• Tutorials >
  • Custom Dataset and Dataloader in PyTorch C++
Shortcuts

Custom Dataset and Dataloader in PyTorch C++

One of the most powerful components of PyTorch are the dataset utilities which help users optimize and parallelize reading and serving data into models.

In this tutorial, we are going to create a custom dataset that contains 2 inputs and a label. This dataset will be inspired by the MNIST dataset. These datasets can be used for applications that require more than a single input and single label.

Tip

We recommend reading the C++ Frontend Tutorial if you have not done so already. There you will learn how to setup a C++ PyTorch project.

Motivation

We want to leverage the raw speed of C++ for reading data and take advantage of C++’s native multithreading with a custom dataset. Additionally, the ability to customize the outputs of our dataset allows us to easily use a wider range of PyTorch models. For example, the current batch of transformer models have multiple inputs for the various masks, token type ids, and position ids that are used as inputs into the network. The base PyTorch C++ dataset only supports two different tensors (“data” and “target”) for each example. Here we will create a dataset that supports 3 different tensors, and we will create the necessary files to use the powerful PyTorch dataloader utilities.

Setting Up the Project

As in the frontend tutorial above, we will be using cmake to compile our project.

CMakeLists.txt
cmake_minimum_required(VERSION 3.0 FATAL_ERROR)

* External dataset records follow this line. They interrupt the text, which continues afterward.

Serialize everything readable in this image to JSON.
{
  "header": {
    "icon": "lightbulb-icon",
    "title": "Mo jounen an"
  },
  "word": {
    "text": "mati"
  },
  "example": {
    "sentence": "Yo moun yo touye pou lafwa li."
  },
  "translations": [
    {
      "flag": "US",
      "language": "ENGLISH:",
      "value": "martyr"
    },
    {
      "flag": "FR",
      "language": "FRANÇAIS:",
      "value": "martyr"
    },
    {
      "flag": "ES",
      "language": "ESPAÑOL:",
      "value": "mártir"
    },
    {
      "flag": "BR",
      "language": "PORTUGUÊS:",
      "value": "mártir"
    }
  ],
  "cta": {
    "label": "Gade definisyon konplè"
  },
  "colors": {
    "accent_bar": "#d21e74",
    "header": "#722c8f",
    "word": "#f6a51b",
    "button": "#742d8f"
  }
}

# allows us to use Torch_ROOT environmental variable
cmake_policy(SET CMP0074 NEW)

# alternative to set_property(...)
set(CMAKE_CXX_STANDARD 14)
set(CMAKE_CXX_STANDARD_REQUIRED ON)

project(custom-dataset
        VERSION 0.0.1
        DESCRIPTION "Custom Dataset with PyTorch's C++ Frontend")

# add torch
find_package(Torch REQUIRED)

# put all sources files into a single variable
set(SOURCES
    custom_dataset.cpp
    main.cpp
   )

add_executable(custom-dataset ${SOURCES})
target_link_libraries(custom-dataset "${TORCH_LIBRARIES}")

Note

If you need CMAKE_PREFIX_PATH to be something other than the location to the libtorch directory, you can use the environmental variable Torch_DIR as an alternative. To do so, you export it in your shell as follows:

export Torch_DIR=/full/path/to/libtorch/share/cmake/Torch
# or
export Torch_DIR=$(realpath relative/path/to/libtorch/share/cmake/Torch)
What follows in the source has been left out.